The city has grown large enough that it is required to take over licensing for pre-treatment of industrial discharge into the sewer system, which will require two new employees. That will cost $200,000 plus a one-time base fee of $150,000.
Another three people are being hired to put in new fire hydrants and repair existing hydrants. The program will add $300,000 to the budget, which is expected to be paid for with a water rate increase.
Two street workers are also being added to help repair sidewalks. The employees will add $250,000 to the budget. They are expected to repair all of Pasco's sidewalks within four years.
The city is also adding a second chief groundsman to oversee the city's expanding parks system and other corridors. A geographic systems administrator will be hired to oversee implementing and operating an electronic mapping database system.
No one spoke at a public hearing on the proposed budget. The operating budget passed unanimously, while the capital projects budget passed by a 6-1 margin, with Councilman Tom Larsen opposed. Larsen refused to say why he voted against the capital projects budget after the meeting.
The city has a budget of $143.7 million, with a general fund of $44.5 million that includes day-to-day operations like police and parks.
The council approved a property tax levy rate of $1.96 cents per $1,000 valuation at its Nov. 18 meeting. That is a decrease from the $1.97 approved in fiscal year 2013. The decrease means the owner of a $100,000 home would pay $1.13 less in city property taxes in 2013.
The city of Pasco plans to collect an estimated $7.03 million in property taxes next year, an increase over the $7.01 million levied in 2013, despite the lower tax rate. That's because the city has seen its total assessed value of all properties rise to $3.5 billion, up almost 7 percent from $3.3 billion last year. That is due partly to annexation in the western part of the city that went into effect this year.
A final vote on the budget is scheduled for Dec. 16.
w The council approved an agreement that reduces the amount the city would have to pay for land that had been proposed for a regional aquatics center because the city found a partner in the deal. The aquatics center, which would have required a tenth of a percent sales tax, was rejected by Tri-City voters in August.
Pasco will pay $1.4 million of the $2.8 million cost for 28 acres near the Broadmoor outlet mall south of Sandifur Boulevard. The rest will be paid for by West Pasco LLC, a group owned by Len Dietrich, owner of Basin Disposal.
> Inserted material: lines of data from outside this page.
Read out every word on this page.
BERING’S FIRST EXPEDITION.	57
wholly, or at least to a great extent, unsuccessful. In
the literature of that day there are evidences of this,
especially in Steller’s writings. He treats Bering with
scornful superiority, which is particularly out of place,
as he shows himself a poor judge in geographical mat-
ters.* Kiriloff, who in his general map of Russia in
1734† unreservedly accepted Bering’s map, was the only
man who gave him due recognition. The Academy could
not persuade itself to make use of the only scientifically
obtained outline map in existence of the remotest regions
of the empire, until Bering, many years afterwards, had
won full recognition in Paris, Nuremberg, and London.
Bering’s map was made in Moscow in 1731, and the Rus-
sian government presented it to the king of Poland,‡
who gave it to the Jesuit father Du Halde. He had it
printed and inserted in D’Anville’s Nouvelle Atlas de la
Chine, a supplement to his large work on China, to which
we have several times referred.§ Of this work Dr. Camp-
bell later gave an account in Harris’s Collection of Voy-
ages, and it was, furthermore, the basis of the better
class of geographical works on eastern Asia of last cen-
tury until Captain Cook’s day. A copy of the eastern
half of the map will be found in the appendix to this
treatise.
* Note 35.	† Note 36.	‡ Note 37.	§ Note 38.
The city would have forfeited its option to buy the property if it doesn't do so by Jan. 31, 2014, which would cause it to lose the $60,000 it deposited, Crutchfield said.
Councilman Al Yenney said the property would be a good fit for a business like Costco.
"I think it is basically a win-win for the citizens," he said.
Crutchfield compared the project to the city of Richland's involvement with the Queensgate development.
He said that although Pasco wouldn't be able to keep as much of the money made from the sale of the property as if it had tried to sell the land on its own, working with a private business allows it to keep part of the property on the city tax rolls.
w The council approved the low bid for a manholes project on Road 44 from Realm Inc. of DuPont for $122,066.